Maintaining standards is a long-term investment in the future value of your business. Suitable advice, well documented, minimises potential future problems therefore maximises the value you are building. You will have confidence that your standards have been maintained because of the regular monitoring, training and assessment provided by Burns-Anderson. Our personal training and support will assist you in developing your business, with new services or new markets.
Personal support
We have a team of Member Service Managers based throughout the UK. Their job is to work with you, personally, to help you with your business. They are all trained business consultants as well as supervisors, which means that they help you get the balance of maximising your business with minimising the risk.
Complaint handling
The past two major areas of complaint, pensions and endowment mortgages, came about through pressure by the press and the government. Whilst the FSA have said they would not apply retrospective standards, can we be sure that they will not bow to pressure? Currently Equity Release, Interest-only mortgages and Mortgage Income Protection Plans are under the spotlight.

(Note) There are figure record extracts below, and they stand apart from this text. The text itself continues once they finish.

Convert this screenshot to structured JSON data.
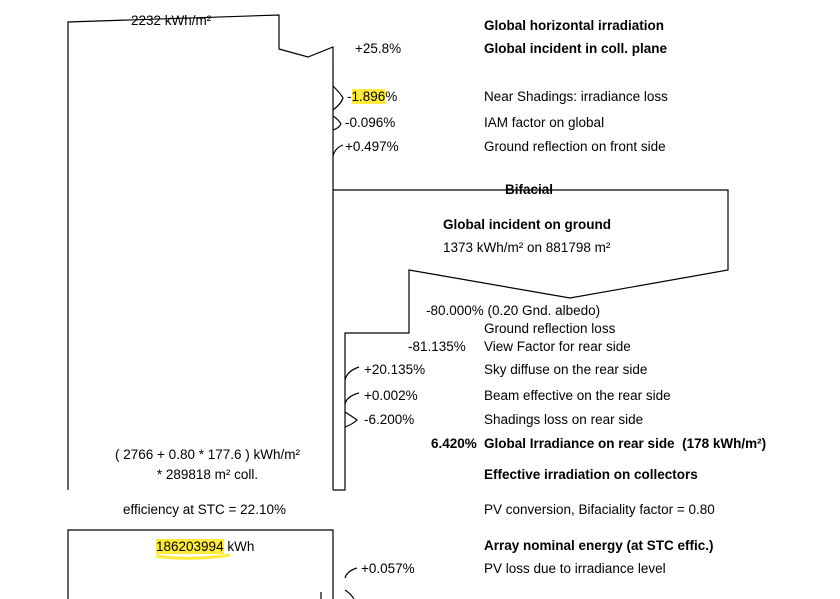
{
  "colors": {
    "highlight": "#ffeb3b",
    "line": "#000000"
  },
  "top": {
    "gh_value": "2232 kWh/m²",
    "transposition": "+25.8%"
  },
  "labels": {
    "ghi": "Global horizontal irradiation",
    "gi": "Global incident in coll. plane",
    "near_shadings": "Near Shadings: irradiance loss",
    "iam": "IAM factor on global",
    "ground_reflection_front": "Ground reflection on front side",
    "bifacial": "Bifacial",
    "gi_ground": "Global incident on ground",
    "ground_loss": "Ground reflection loss",
    "view_factor": "View Factor for rear side",
    "sky_diffuse": "Sky diffuse on the rear side",
    "beam_rear": "Beam effective on the rear side",
    "shadings_rear": "Shadings loss on rear side",
    "rear_irr": "Global Irradiance on rear side",
    "rear_irr_value": "(178 kWh/m²)",
    "effective": "Effective irradiation on collectors",
    "pv_conversion": "PV conversion, Bifaciality factor = 0.80",
    "array_nominal": "Array nominal energy (at STC effic.)",
    "pv_loss_irr": "PV loss due to irradiance level"
  },
  "values": {
    "near_shadings_sign": "-",
    "near_shadings_num": "1.896",
    "near_shadings_pct": "%",
    "iam": "-0.096%",
    "ground_reflection_front": "+0.497%",
    "gi_ground_value": "1373 kWh/m² on 881798 m²",
    "albedo": "-80.000% (0.20 Gnd. albedo)",
    "view_factor": "-81.135%",
    "sky_diffuse": "+20.135%",
    "beam_rear": "+0.002%",
    "shadings_rear": "-6.200%",
    "rear_irr_pct": "6.420%",
    "pv_loss_irr": "+0.057%"
  },
  "formula": {
    "line1": "( 2766 + 0.80 * 177.6 )  kWh/m²",
    "line2": "* 289818 m² coll."
  },
  "efficiency": "efficiency at STC = 22.10%",
  "array": {
    "energy_num": "186203994",
    "energy_unit": " kWh"
  }
}
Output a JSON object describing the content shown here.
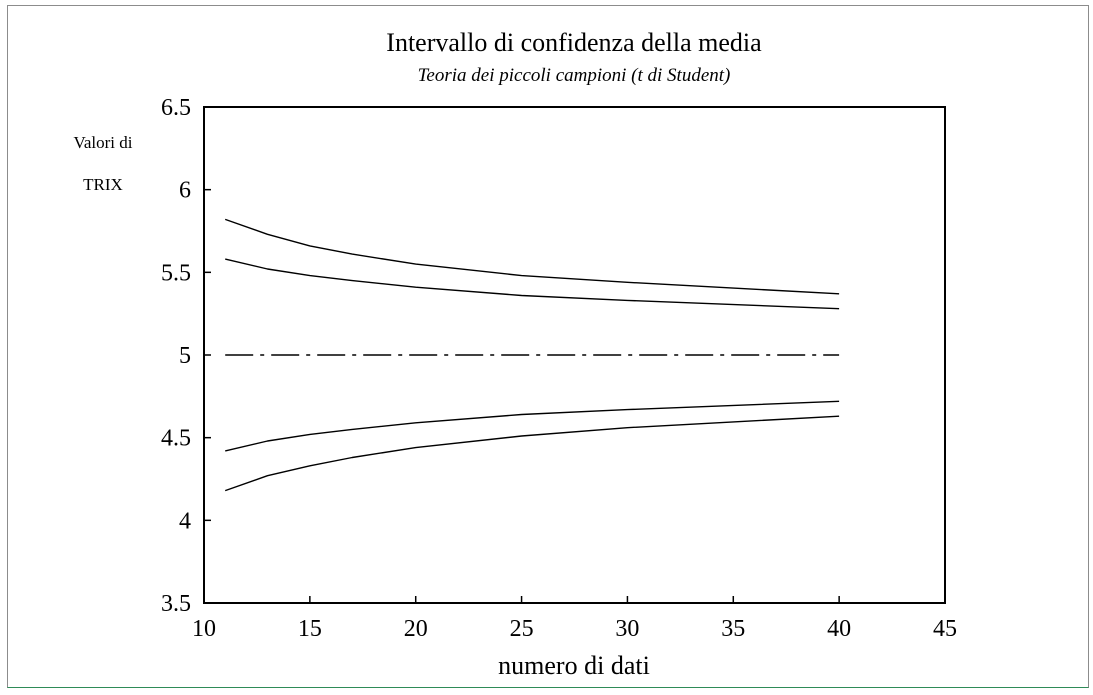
{
  "chart_data": {
    "type": "line",
    "title": "Intervallo di confidenza della media",
    "subtitle": "Teoria dei piccoli campioni (t di Student)",
    "xlabel": "numero di dati",
    "ylabel_line1": "Valori di",
    "ylabel_line2": "TRIX",
    "xlim": [
      10,
      45
    ],
    "ylim": [
      3.5,
      6.5
    ],
    "x_ticks": [
      10,
      15,
      20,
      25,
      30,
      35,
      40,
      45
    ],
    "y_ticks": [
      3.5,
      4,
      4.5,
      5,
      5.5,
      6,
      6.5
    ],
    "x_tick_labels": [
      "10",
      "15",
      "20",
      "25",
      "30",
      "35",
      "40",
      "45"
    ],
    "y_tick_labels": [
      "3.5",
      "4",
      "4.5",
      "5",
      "5.5",
      "6",
      "6.5"
    ],
    "grid": false,
    "series": [
      {
        "style": "solid",
        "x": [
          11,
          13,
          15,
          17,
          20,
          25,
          30,
          40
        ],
        "y": [
          5.82,
          5.73,
          5.66,
          5.61,
          5.55,
          5.48,
          5.44,
          5.37
        ]
      },
      {
        "style": "solid",
        "x": [
          11,
          13,
          15,
          17,
          20,
          25,
          30,
          40
        ],
        "y": [
          5.58,
          5.52,
          5.48,
          5.45,
          5.41,
          5.36,
          5.33,
          5.28
        ]
      },
      {
        "style": "dashdot",
        "x": [
          11,
          40
        ],
        "y": [
          5.0,
          5.0
        ]
      },
      {
        "style": "solid",
        "x": [
          11,
          13,
          15,
          17,
          20,
          25,
          30,
          40
        ],
        "y": [
          4.42,
          4.48,
          4.52,
          4.55,
          4.59,
          4.64,
          4.67,
          4.72
        ]
      },
      {
        "style": "solid",
        "x": [
          11,
          13,
          15,
          17,
          20,
          25,
          30,
          40
        ],
        "y": [
          4.18,
          4.27,
          4.33,
          4.38,
          4.44,
          4.51,
          4.56,
          4.63
        ]
      }
    ]
  }
}
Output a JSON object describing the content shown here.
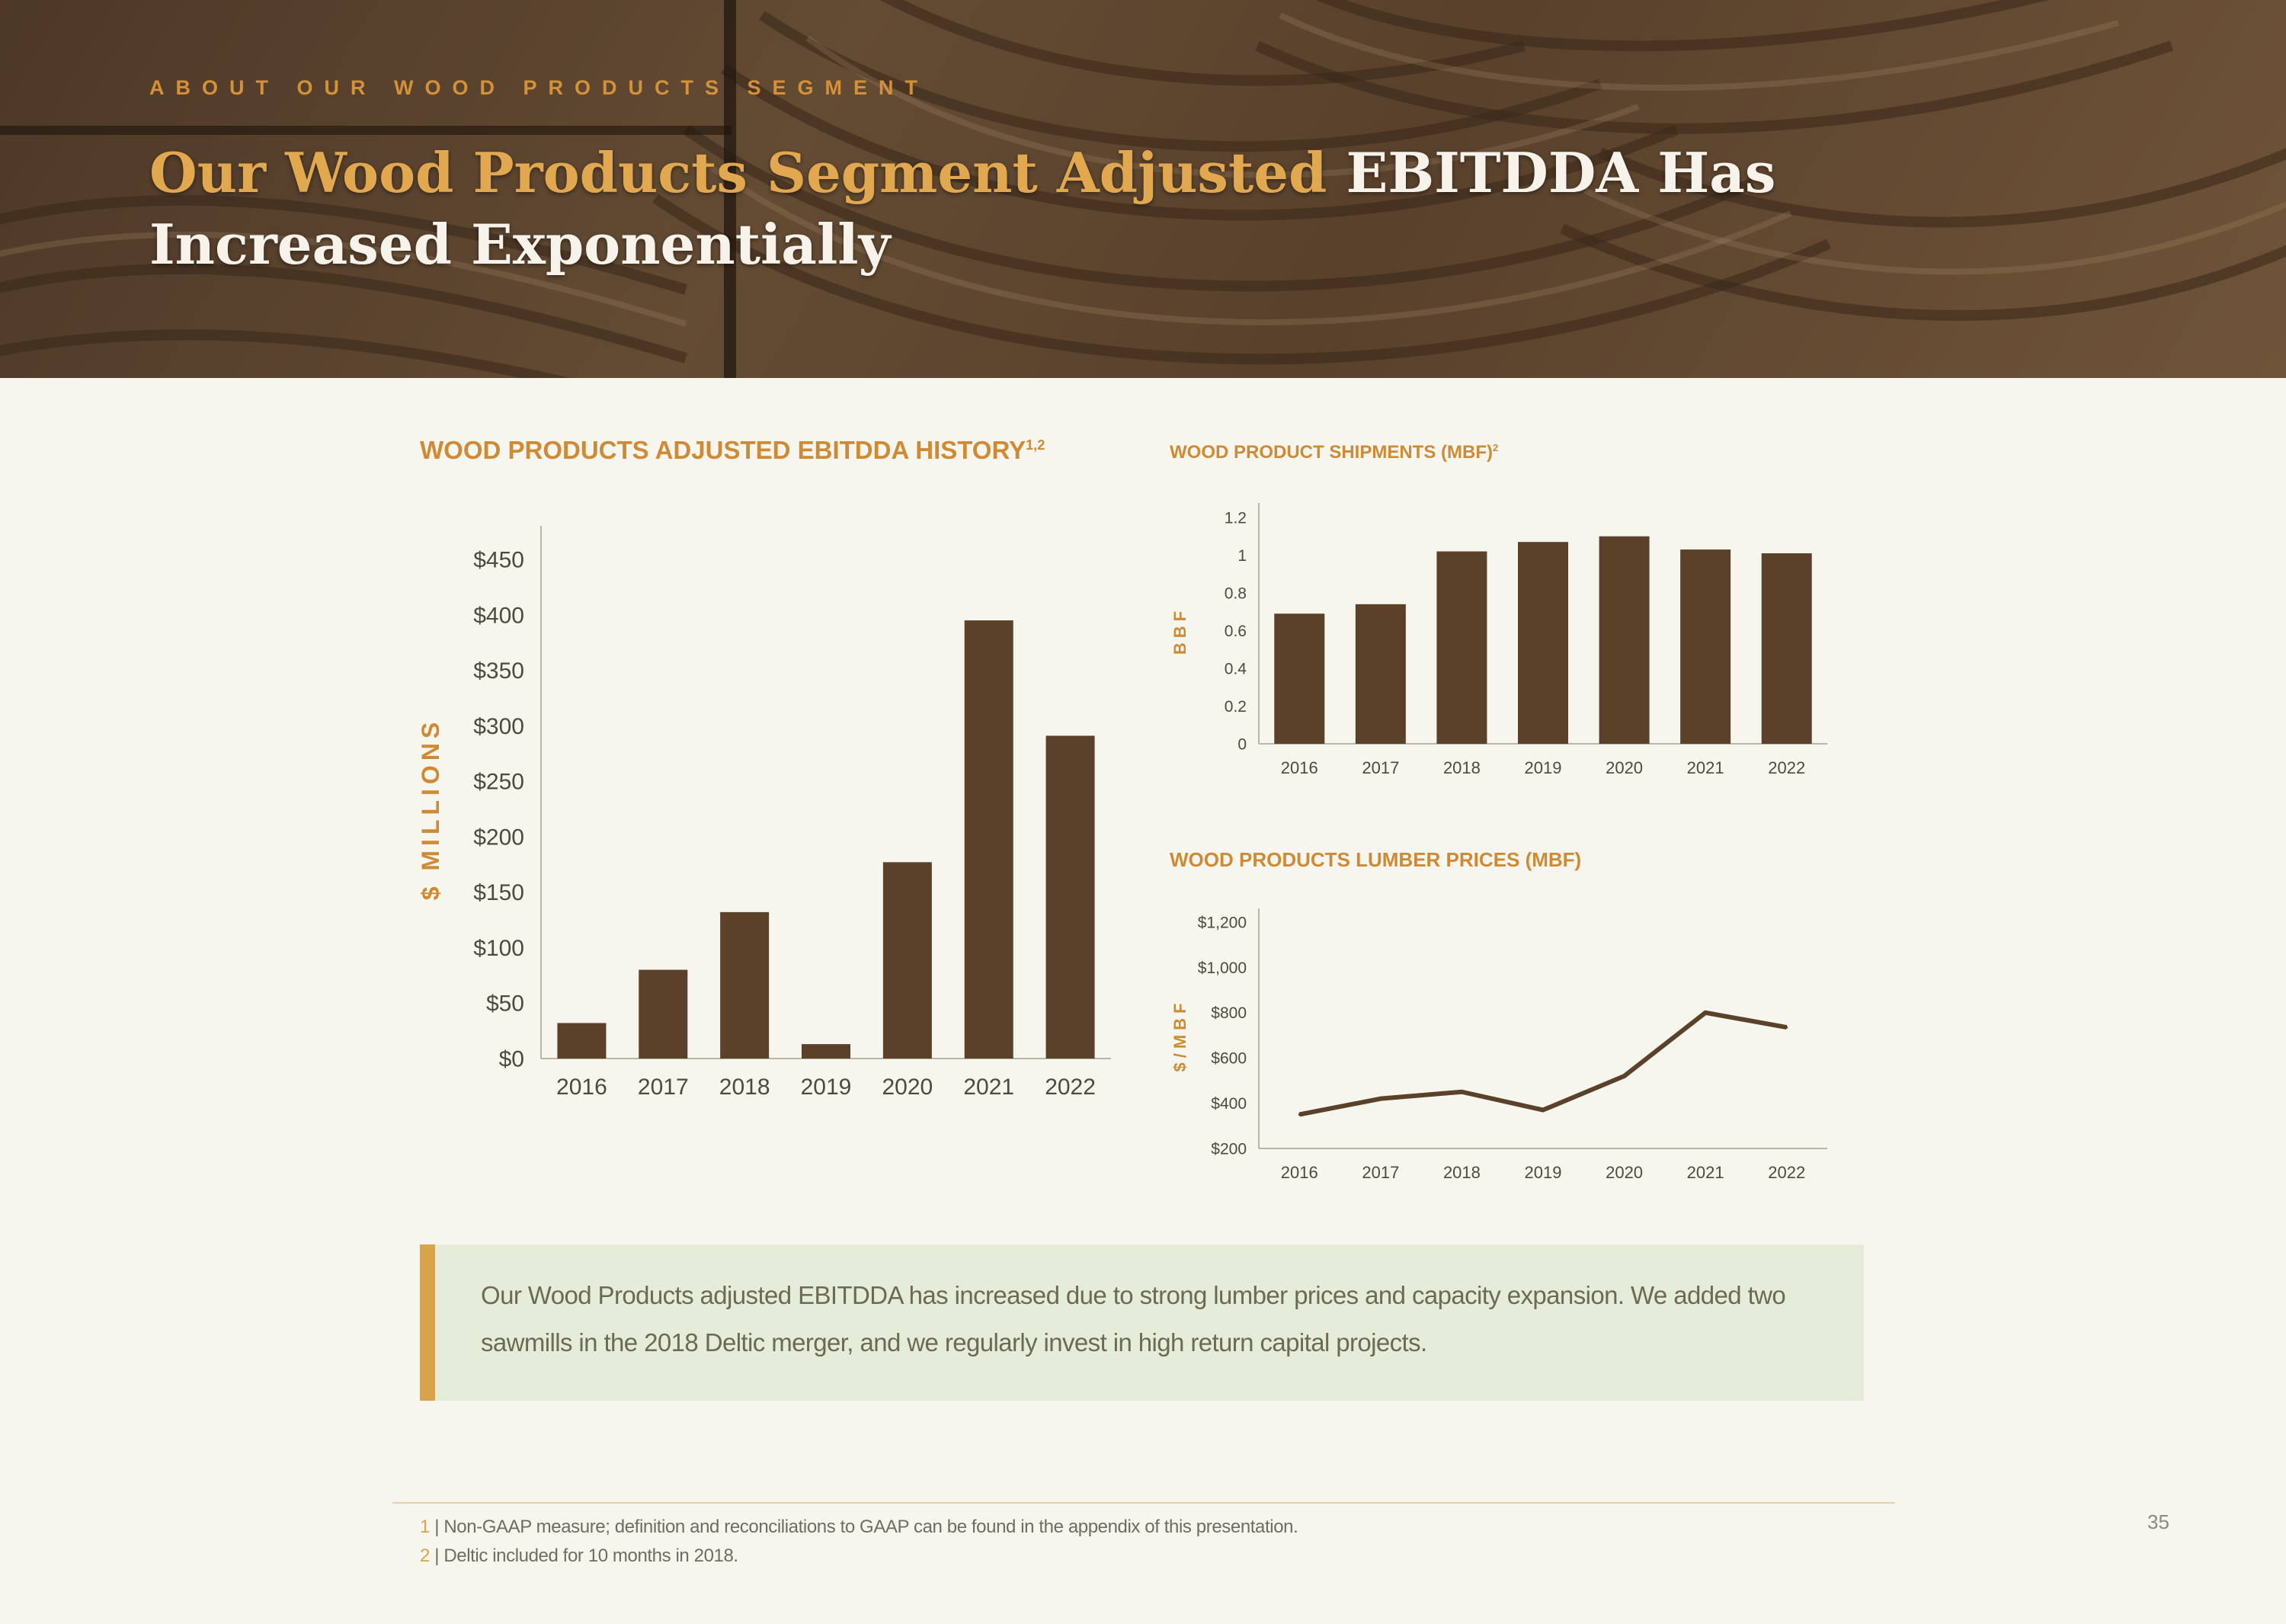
{
  "header": {
    "eyebrow": "ABOUT OUR WOOD PRODUCTS SEGMENT",
    "title_accent": "Our Wood Products Segment Adjusted",
    "title_rest_line1": " EBITDDA Has",
    "title_line2": "Increased Exponentially"
  },
  "charts": {
    "ebitda": {
      "title": "WOOD PRODUCTS ADJUSTED EBITDDA HISTORY",
      "title_sup": "1,2",
      "ylabel": "$ MILLIONS"
    },
    "shipments": {
      "title": "WOOD PRODUCT SHIPMENTS (MBF)",
      "title_sup": "2",
      "ylabel": "BBF"
    },
    "lumber": {
      "title": "WOOD PRODUCTS LUMBER PRICES (MBF)",
      "ylabel": "$/MBF"
    }
  },
  "chart_data": [
    {
      "type": "bar",
      "title": "WOOD PRODUCTS ADJUSTED EBITDDA HISTORY",
      "ylabel": "$ MILLIONS",
      "categories": [
        "2016",
        "2017",
        "2018",
        "2019",
        "2020",
        "2021",
        "2022"
      ],
      "values": [
        32,
        80,
        132,
        13,
        177,
        395,
        291
      ],
      "ylim": [
        0,
        450
      ],
      "yticks": [
        0,
        50,
        100,
        150,
        200,
        250,
        300,
        350,
        400,
        450
      ],
      "ytick_labels": [
        "$0",
        "$50",
        "$100",
        "$150",
        "$200",
        "$250",
        "$300",
        "$350",
        "$400",
        "$450"
      ],
      "grid": false
    },
    {
      "type": "bar",
      "title": "WOOD PRODUCT SHIPMENTS (MBF)",
      "ylabel": "BBF",
      "categories": [
        "2016",
        "2017",
        "2018",
        "2019",
        "2020",
        "2021",
        "2022"
      ],
      "values": [
        0.69,
        0.74,
        1.02,
        1.07,
        1.1,
        1.03,
        1.01
      ],
      "ylim": [
        0,
        1.2
      ],
      "yticks": [
        0,
        0.2,
        0.4,
        0.6,
        0.8,
        1,
        1.2
      ],
      "ytick_labels": [
        "0",
        "0.2",
        "0.4",
        "0.6",
        "0.8",
        "1",
        "1.2"
      ],
      "grid": false
    },
    {
      "type": "line",
      "title": "WOOD PRODUCTS LUMBER PRICES (MBF)",
      "ylabel": "$/MBF",
      "categories": [
        "2016",
        "2017",
        "2018",
        "2019",
        "2020",
        "2021",
        "2022"
      ],
      "values": [
        350,
        420,
        450,
        370,
        520,
        800,
        735
      ],
      "ylim": [
        200,
        1200
      ],
      "yticks": [
        200,
        400,
        600,
        800,
        1000,
        1200
      ],
      "ytick_labels": [
        "$200",
        "$400",
        "$600",
        "$800",
        "$1,000",
        "$1,200"
      ],
      "grid": false
    }
  ],
  "callout": {
    "text": "Our Wood Products adjusted EBITDDA has increased due to strong lumber prices and capacity expansion. We added two sawmills in the 2018 Deltic merger, and we regularly invest in high return capital projects."
  },
  "footnotes": [
    {
      "num": "1",
      "sep": " | ",
      "text": "Non-GAAP measure; definition and reconciliations to GAAP can be found in the appendix of this presentation."
    },
    {
      "num": "2",
      "sep": " | ",
      "text": "Deltic included for 10 months in 2018."
    }
  ],
  "page_number": "35",
  "colors": {
    "bar": "#5b4129",
    "accent": "#cf8a35",
    "header_title": "#f7f3ea",
    "header_accent": "#e2a84f",
    "callout_bg": "#e6ecda",
    "callout_border": "#d8a34b",
    "background": "#f6f6ee"
  }
}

Our experts maximise the likelihood of rejection of the complaint, allowing you to continue to focus on your business. Our performance speaks for itself in both the standards that we set and the quality of our complaint investigators with market leading rejection rates, referrals to the FOS, and the rate of decisions where the FOS agrees with our outcome.**
Choice
And this is the nub of why firms join our network. They want to maximise their business and minimise both the risk and the time managing that risk. Not all firms operate in the same way. Firms are built around advisers and their clients. We believe that business growth should not be limited by the knowledge or qualifications of the adviser nor by clumsy, over-bearing compliance regimes. That’s why we give you complete choice of how you want to operate; as an independent adviser offering the option of fees, or whole of market or limited range. If there is more than one adviser in your firm, you can have a mixture of these. Likewise, if your qualifications allow, you can advise on investments, pension transfers, long-term care, mortgages, lifetime mortgages, protection and general insurance. If you do not have any particular qualification, our own in-house IFA service can do this for you under a shared fee or commission arrangement and, for general insurance, our partnership with Berkley Alexander means that you can act as introducer and still receive a healthy commission. This means that you can serve and retain your customer, profitably.
In other words, virtually every aspect of your business that incurs a cost can be minimised and every business opportunity has been maximised by being part of Burns-Anderson.
** Based on anecdotal evidence from FOS and feedback at professional meetings of compliance directors.